Туда добрались без приключений. Тяжелая дорога, суровый зимник расслабляться не давал. Медников напоминал Анатолию Захаровичу, своему напарнику-водителю:

– Там, впереди, дороги будут поуже и грубее. А поддерживают они свой зимник простым, как правда, способом: пускают по трассе трактор с бульдозером, чтоб очистить путь от снега. Сколько бульдозер освободит, и есть дорога. Чтобы двум фурам разъехаться, местами делают «карманы», куда можно загнать встречную машину. Понятно, такое проходит на дорогах, где встречные ходят не часто. Этим манером прокладывают зимники еще с советских времен, времена меняются, способ не меняется.

По приезде завертелось, пошли обычные поминальные хлопоты. На теткиной могиле по просьбе Игоря поставили большой деревянный восьмиконечный крест из новых белых брусков. Крест был сработан добротно, по уставу, с косой поперечиной, обернутой верхним концом влево. По старой канве полагалось строить на могиле домовину – низкий сруб в два венца из тесаных бревен, переложенных берестой, но Игорь не настаивал. А вот крест над могилой решил поставить уставный, с треугольным скатом на вершине.

– Когда будет огненный дождь, крыша и спасет умершего, и раскаленные камни, падающие с неба, сразу на землю не упадут, а ударятся о дерево. – Так говорили старики, вторя прежним наставникам.

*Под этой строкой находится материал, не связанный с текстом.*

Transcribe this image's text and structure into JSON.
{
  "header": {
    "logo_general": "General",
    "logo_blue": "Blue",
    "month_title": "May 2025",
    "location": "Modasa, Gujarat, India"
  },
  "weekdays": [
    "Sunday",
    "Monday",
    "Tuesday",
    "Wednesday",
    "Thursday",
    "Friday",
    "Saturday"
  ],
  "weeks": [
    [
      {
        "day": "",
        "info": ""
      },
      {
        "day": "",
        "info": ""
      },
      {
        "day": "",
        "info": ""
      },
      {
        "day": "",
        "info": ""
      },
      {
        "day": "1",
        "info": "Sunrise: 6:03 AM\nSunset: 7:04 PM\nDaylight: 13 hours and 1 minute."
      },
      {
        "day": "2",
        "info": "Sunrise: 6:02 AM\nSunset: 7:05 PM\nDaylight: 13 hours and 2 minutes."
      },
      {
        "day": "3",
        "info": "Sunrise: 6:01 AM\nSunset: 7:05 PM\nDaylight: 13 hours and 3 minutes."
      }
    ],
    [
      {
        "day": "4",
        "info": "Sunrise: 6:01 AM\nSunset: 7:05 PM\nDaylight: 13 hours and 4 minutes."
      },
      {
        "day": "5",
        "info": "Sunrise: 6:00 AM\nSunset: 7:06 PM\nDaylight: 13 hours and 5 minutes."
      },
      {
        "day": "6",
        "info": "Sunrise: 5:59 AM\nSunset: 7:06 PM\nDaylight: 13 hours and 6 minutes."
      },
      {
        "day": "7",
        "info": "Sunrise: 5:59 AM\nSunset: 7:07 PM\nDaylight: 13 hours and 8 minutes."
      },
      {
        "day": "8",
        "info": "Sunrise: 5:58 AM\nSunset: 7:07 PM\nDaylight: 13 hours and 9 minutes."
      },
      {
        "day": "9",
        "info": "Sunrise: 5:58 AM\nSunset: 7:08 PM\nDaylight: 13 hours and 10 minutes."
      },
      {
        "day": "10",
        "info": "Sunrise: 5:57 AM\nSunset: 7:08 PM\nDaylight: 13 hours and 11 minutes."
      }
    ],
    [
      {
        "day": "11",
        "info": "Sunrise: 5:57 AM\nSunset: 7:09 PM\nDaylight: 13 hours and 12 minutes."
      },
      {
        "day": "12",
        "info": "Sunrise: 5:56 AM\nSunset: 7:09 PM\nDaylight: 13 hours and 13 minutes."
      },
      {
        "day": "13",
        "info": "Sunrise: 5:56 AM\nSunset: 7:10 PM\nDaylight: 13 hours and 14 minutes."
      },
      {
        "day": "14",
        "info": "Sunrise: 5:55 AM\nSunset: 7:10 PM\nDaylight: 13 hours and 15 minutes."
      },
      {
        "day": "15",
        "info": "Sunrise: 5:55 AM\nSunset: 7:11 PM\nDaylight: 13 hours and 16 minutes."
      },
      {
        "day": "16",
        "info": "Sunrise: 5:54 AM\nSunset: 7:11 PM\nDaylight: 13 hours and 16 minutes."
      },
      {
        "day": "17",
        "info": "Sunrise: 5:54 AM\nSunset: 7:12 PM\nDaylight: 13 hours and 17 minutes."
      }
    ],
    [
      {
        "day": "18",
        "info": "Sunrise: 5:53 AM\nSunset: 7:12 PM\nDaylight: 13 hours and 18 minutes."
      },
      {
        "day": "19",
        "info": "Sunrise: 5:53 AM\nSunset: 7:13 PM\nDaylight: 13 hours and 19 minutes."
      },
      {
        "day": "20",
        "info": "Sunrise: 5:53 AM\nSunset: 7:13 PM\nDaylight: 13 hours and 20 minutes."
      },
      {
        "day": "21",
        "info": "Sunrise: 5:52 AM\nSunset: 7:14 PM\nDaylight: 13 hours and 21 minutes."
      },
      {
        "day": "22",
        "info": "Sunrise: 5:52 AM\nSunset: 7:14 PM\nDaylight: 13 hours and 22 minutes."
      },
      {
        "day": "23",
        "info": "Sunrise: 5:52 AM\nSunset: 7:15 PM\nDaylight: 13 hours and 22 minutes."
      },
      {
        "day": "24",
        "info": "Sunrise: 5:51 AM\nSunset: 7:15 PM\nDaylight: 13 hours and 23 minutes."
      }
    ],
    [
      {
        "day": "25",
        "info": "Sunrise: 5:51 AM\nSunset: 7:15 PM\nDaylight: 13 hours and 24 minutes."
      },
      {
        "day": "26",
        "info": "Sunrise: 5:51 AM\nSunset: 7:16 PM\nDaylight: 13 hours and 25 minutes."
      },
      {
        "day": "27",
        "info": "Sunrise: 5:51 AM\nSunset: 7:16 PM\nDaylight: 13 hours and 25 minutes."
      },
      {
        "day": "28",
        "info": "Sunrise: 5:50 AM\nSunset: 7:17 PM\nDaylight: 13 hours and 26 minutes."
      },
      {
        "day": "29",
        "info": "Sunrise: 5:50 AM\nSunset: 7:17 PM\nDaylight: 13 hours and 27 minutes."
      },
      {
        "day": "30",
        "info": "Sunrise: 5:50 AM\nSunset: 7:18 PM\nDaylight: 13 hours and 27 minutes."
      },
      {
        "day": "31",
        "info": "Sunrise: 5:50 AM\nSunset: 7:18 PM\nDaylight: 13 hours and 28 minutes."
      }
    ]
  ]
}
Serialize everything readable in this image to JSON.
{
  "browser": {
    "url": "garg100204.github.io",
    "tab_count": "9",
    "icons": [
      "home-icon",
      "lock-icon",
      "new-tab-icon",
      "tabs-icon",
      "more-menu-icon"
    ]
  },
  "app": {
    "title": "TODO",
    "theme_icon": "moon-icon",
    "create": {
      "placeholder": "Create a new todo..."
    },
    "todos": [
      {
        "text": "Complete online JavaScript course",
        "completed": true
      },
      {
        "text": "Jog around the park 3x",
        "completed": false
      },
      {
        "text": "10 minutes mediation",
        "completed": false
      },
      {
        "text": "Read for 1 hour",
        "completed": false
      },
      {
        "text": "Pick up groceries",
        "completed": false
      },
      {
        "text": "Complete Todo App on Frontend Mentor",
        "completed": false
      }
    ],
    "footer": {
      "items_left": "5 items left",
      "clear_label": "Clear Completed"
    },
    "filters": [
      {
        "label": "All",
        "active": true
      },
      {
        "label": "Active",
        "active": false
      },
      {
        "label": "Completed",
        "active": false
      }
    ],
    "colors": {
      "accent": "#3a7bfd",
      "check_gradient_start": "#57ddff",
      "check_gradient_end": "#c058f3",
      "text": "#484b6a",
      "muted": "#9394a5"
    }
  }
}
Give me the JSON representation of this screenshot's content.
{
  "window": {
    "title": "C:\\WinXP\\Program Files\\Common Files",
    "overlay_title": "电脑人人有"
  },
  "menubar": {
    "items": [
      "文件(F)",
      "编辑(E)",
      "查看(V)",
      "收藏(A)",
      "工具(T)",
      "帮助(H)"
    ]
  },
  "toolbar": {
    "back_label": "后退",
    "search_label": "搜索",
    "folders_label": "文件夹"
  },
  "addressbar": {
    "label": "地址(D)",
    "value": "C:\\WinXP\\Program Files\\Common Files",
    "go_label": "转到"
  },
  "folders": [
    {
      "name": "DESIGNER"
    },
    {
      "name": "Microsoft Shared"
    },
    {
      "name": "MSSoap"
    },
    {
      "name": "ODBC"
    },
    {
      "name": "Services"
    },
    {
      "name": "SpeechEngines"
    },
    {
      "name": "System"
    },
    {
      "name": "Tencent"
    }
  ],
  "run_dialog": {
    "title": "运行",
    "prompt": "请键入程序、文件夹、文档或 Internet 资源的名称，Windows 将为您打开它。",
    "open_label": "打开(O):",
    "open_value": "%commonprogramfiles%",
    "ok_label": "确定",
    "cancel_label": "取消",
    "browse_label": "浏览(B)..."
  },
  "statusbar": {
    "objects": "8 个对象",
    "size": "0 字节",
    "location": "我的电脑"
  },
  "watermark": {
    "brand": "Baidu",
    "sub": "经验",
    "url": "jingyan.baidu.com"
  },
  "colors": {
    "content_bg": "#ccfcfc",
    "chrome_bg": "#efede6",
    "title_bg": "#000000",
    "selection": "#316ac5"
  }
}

Медников без спешки, обстоятельно поговорил со стариками, понимая, что и это есть важная половина поминального обряда. Сейчас его окружало все, что часто ему снилось. Светлые осанистые избы на белом снегу, гости в бородах, и уверенные в себе, улыбчивые старушки. Собирают на стол. За трапезой хозяева приглашают, как должно: «Кушайте, люди добрые, кушайте – поминайте». И говорят за помин, несколько раз за помин говорят. Все поданные блюда Игорь должен отведать. По окончании трапезы голос сзади едва слышно: «Творите молитву». Читают молитву. Кажется, за окнами все время длинный, солнечный день.

Поговорил и со сверстниками, кого помнил с детства.

Но важнее других был разговор с духовным отцом, суровым старцем с острым взглядом из-под густых бровей. Разговор вышел непростой, Игорь еще много раз будет в уме прокручивать слова мудрого старца, спрятанного от мира в архангельской стылой глуши. Медников оставил пожертвование в пользу маленькой церкви, просто оставил деньгами, потому что в этих дальних краях любой гвоздь, любой кирпич идет чуть не на вес золота, жизнь тяжелая. Духовный отец поблагодарил с большим достоинством. Но главное – крестик.

Медников уже давно носил на серебряной цепочке нательный крест особенной выделки. Это был антикварный, изящной работы крест, говорят, четырнадцатого века, потемневший и истертый. И вдруг здесь, за тридевять земель, в лесах приполярной Печоры духовный отец попросил показать крест, повертел его в руках – и не одобрил. Антикварный крест нарушал канон, был сделан не по правилам.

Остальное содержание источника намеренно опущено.